Sağlığımız İçin İpuçları

04 Şub 2009

Sağlığımız İçin İpuçları

Su ve Tuz İhtiyacı

Sıcakların rekor dereceye yükseldiği bu günlerde bol bol terliyor ve bol bol su ve meşrubat içiyoruz. Peki tuz almaya özen gösteriyor muyuz? Ter bol miktarda tuz içerir. Aşırı miktarda terleyince su ile birlikte vücuttaki tuz miktarı de azalıyor. Tuz almaksızın su ve meşrubat içtiğimizde kandaki yoğunluk düşer. Böylece hücrelerin içine su girişi olur ve hatta hücreler patlayabilir de. Su zehirlenmesi denilen bu tablo ölüme bile yol açabilir.
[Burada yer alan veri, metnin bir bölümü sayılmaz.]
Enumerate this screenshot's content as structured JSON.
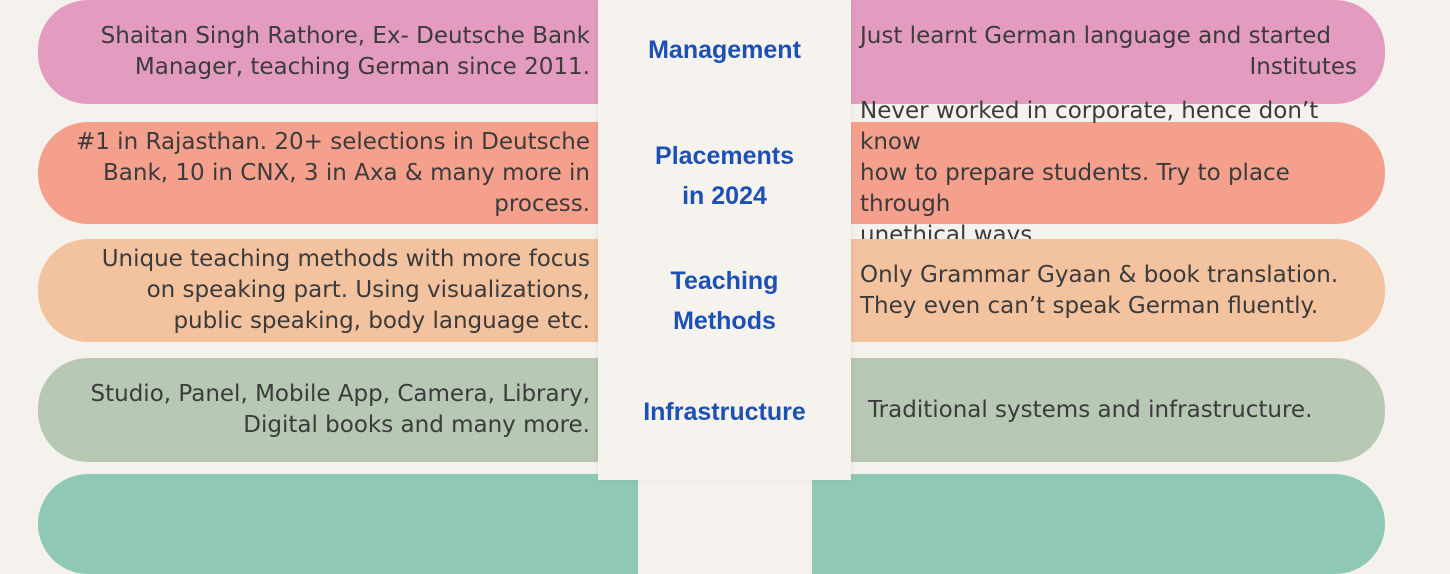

Bol su içiyorsanız tuzu da ihmal etmeyin.

Sigara İçenler C Vitaminini İhmal Etmemeliler
En doğrusu sigarayı hiç içmemek ama bu başarılana kadar bazı önlemlerle zararı azaltmak da gerekiyor. Sigara içilmesi vücutta C vitamini tutulmasını olumsuz etkiler. Böylece sigara içenlerde C vitamini eksiklikleri oluşabilir. Bu nedenle sigara içenlerin taze sebze ve meyva ile ya da ilaç şeklinde C vitamini almaları doğru olacaktır. Ayrıca sigaranın vücutaki olumsuz etkilerinin bir kısmını, C vitamininin antioksidan etkisi ile azaltmak da mümkündür. Ancak bütün bunlardan arda kalan zararların da büyük olduğunu unutmayın

Gebeler, iyi pişmemiş etten uzak durun
Toksoplazma adı verilen parazit bebeklerin sakat doğmasına neden olabilir. Toksoplazma kedilerde yaşayan bir parazit olmakla beraber tek kaynak kediler değil. İyi pişmemiş etler de önemli bir kaynak. Ayrıca toprak da tokoplazma kaynakları arasında. Bu nedenle özellikle çiğ yenilen sebzeler, salatalar ve meyvalar da bulaşmaya yol açabiliyor. Eğer gebeyseniz ya da gebe kalmayı planlıyorsanız çiğ yenilecek sebze ve meyvenin temiz suyla iyice yıkandığına emin olun ve yiyeceğiniz etlerin de iyice pişmesini sağlayın.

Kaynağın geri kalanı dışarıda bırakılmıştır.